Mautner-Glick Corp. v Glazer |
2016 NY Slip Op 50090(U) [50 Misc 3d 136(A)] |
Decided on January 27, 2016 |
Appellate Term, First Department |
Published by New York State Law Reporting Bureau pursuant to Judiciary Law ยง 431. |
This opinion is uncorrected and will not be published in the printed Official Reports. |
Landlord appeals from an order of the Civil Court of the City of New York, New York County (Peter M. Wendt, J.), entered on or about November 21, 2013, after a hearing, which dismissed the petition in a holdover summary proceeding.
Per Curiam.
Order (Peter M. Wendt, J.), entered on or about November 21, 2013, affirmed.

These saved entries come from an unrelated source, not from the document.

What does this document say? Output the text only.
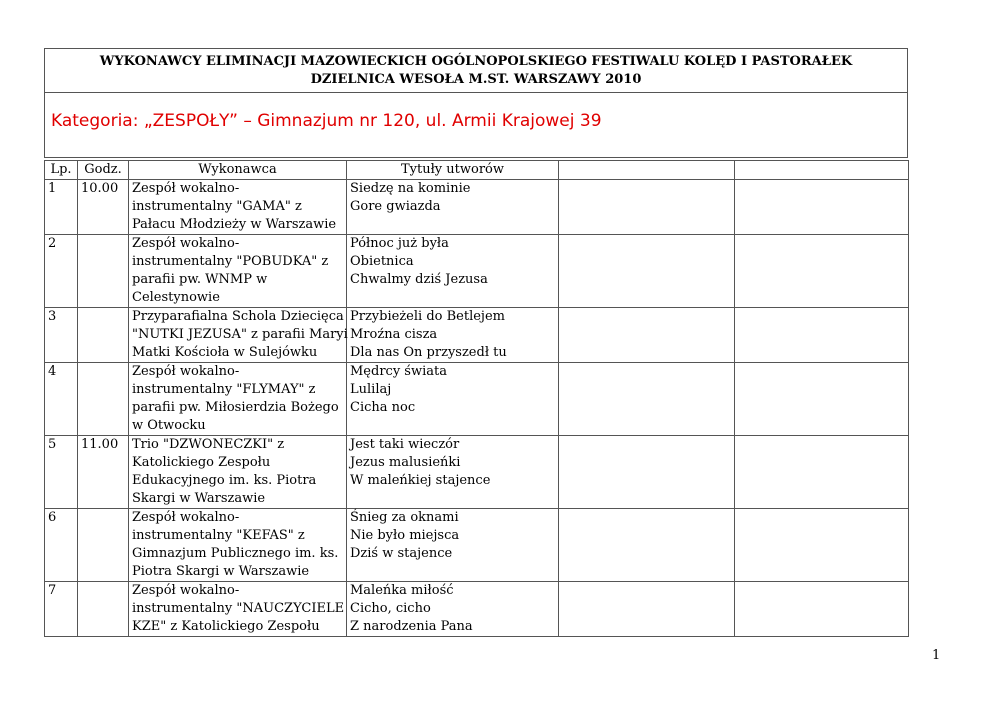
WYKONAWCY ELIMINACJI MAZOWIECKICH OGÓLNOPOLSKIEGO FESTIWALU KOLĘD I PASTORAŁEK
DZIELNICA WESOŁA M.ST. WARSZAWY 2010
Kategoria: „ZESPOŁY” – Gimnazjum nr 120, ul. Armii Krajowej 39
Lp.	Godz.	Wykonawca	Tytuły utworów		
1	10.00	Zespół wokalno-
instrumentalny "GAMA" z
Pałacu Młodzieży w Warszawie	Siedzę na kominie
Gore gwiazda		

2		Zespół wokalno-
instrumentalny "POBUDKA" z
parafii pw. WNMP w
Celestynowie	Północ już była
Obietnica
Chwalmy dziś Jezusa		

3		Przyparafialna Schola Dziecięca
"NUTKI JEZUSA" z parafii Maryi
Matki Kościoła w Sulejówku	Przybieżeli do Betlejem
Mroźna cisza
Dla nas On przyszedł tu		

4		Zespół wokalno-
instrumentalny "FLYMAY" z
parafii pw. Miłosierdzia Bożego
w Otwocku	Mędrcy świata
Lulilaj
Cicha noc		

5	11.00	Trio "DZWONECZKI" z
Katolickiego Zespołu
Edukacyjnego im. ks. Piotra
Skargi w Warszawie	Jest taki wieczór
Jezus malusieńki
W maleńkiej stajence		

6		Zespół wokalno-
instrumentalny "KEFAS" z
Gimnazjum Publicznego im. ks.
Piotra Skargi w Warszawie	Śnieg za oknami
Nie było miejsca
Dziś w stajence		

7		Zespół wokalno-
instrumentalny "NAUCZYCIELE
KZE" z Katolickiego Zespołu	Maleńka miłość
Cicho, cicho
Z narodzenia Pana		

1
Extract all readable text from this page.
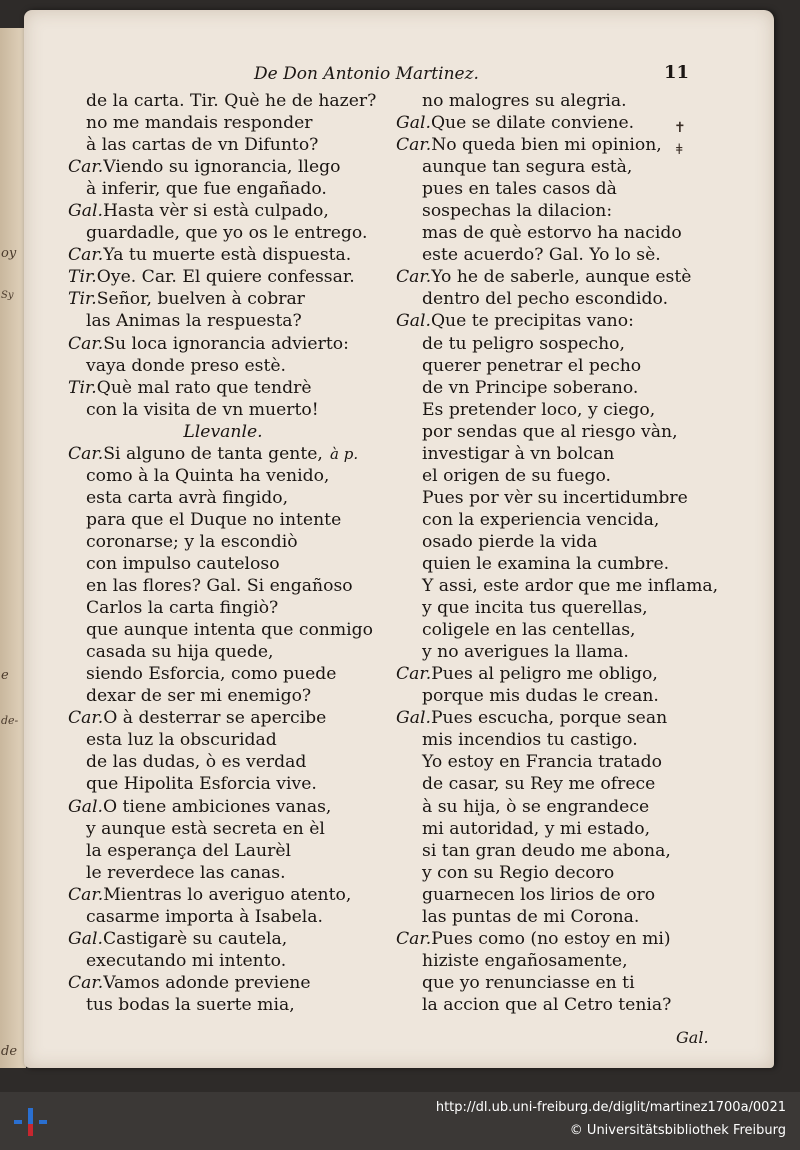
oy
Sy
e
de-
de
De Don Antonio Martinez.	11
de la carta. Tir. Què he de hazer?
no me mandais responder
à las cartas de vn Difunto?
Car.Viendo su ignorancia, llego
à inferir, que fue engañado.
Gal.Hasta vèr si està culpado,
guardadle, que yo os le entrego.
Car.Ya tu muerte està dispuesta.
Tir.Oye. Car. El quiere confessar.
Tir.Señor, buelven à cobrar
las Animas la respuesta?
Car.Su loca ignorancia advierto:
vaya donde preso estè.
Tir.Què mal rato que tendrè
con la visita de vn muerto!
Llevanle.
Car.Si alguno de tanta gente, à p.
como à la Quinta ha venido,
esta carta avrà fingido,
para que el Duque no intente
coronarse; y la escondiò
con impulso cauteloso
en las flores? Gal. Si engañoso
Carlos la carta fingiò?
que aunque intenta que conmigo
casada su hija quede,
siendo Esforcia, como puede
dexar de ser mi enemigo?
Car.O à desterrar se apercibe
esta luz la obscuridad
de las dudas, ò es verdad
que Hipolita Esforcia vive.
Gal.O tiene ambiciones vanas,
y aunque està secreta en èl
la esperança del Laurèl
le reverdece las canas.
Car.Mientras lo averiguo atento,
casarme importa à Isabela.
Gal.Castigarè su cautela,
executando mi intento.
Car.Vamos adonde previene
tus bodas la suerte mia,
no malogres su alegria.
Gal.Que se dilate conviene.
Car.No queda bien mi opinion,
aunque tan segura està,
pues en tales casos dà
sospechas la dilacion:
mas de què estorvo ha nacido
este acuerdo? Gal. Yo lo sè.
Car.Yo he de saberle, aunque estè
dentro del pecho escondido.
Gal.Que te precipitas vano:
de tu peligro sospecho,
querer penetrar el pecho
de vn Principe soberano.
Es pretender loco, y ciego,
por sendas que al riesgo vàn,
investigar à vn bolcan
el origen de su fuego.
Pues por vèr su incertidumbre
con la experiencia vencida,
osado pierde la vida
quien le examina la cumbre.
Y assi, este ardor que me inflama,
y que incita tus querellas,
coligele en las centellas,
y no averigues la llama.
Car.Pues al peligro me obligo,
porque mis dudas le crean.
Gal.Pues escucha, porque sean
mis incendios tu castigo.
Yo estoy en Francia tratado
de casar, su Rey me ofrece
à su hija, ò se engrandece
mi autoridad, y mi estado,
si tan gran deudo me abona,
y con su Regio decoro
guarnecen los lirios de oro
las puntas de mi Corona.
Car.Pues como (no estoy en mi)
hiziste engañosamente,
que yo renunciasse en ti
la accion que al Cetro tenia?
✝
ǂ
Gal.
http://dl.ub.uni-freiburg.de/diglit/martinez1700a/0021
© Universitätsbibliothek Freiburg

The determination rendered by a hearing court is entitled to great deference on appeal and will not be set aside unless such determination could not have been reached under any fair interpretation of the evidence (see Frost v Goldberg, 13 AD3d 409, 411 [2004]), especially when the findings of fact rest in large measure on considerations relating to the credibility of witnesses (see Claridge Gardens v Menotti, 160 AD2d 544 [1990]). Here, the hearing evidence supports the court's finding that landlord failed "to sustain its burden of proof by a preponderance of the evidence that the predicate notice of nonrenewal was served." The witness proffered by landlord, who purportedly served the notice, had no independent recollection of the service in question, and tenant testified that she never received the nonrenewal notice at any address.
THIS CONSTITUTES THE DECISION AND ORDER OF THE COURT.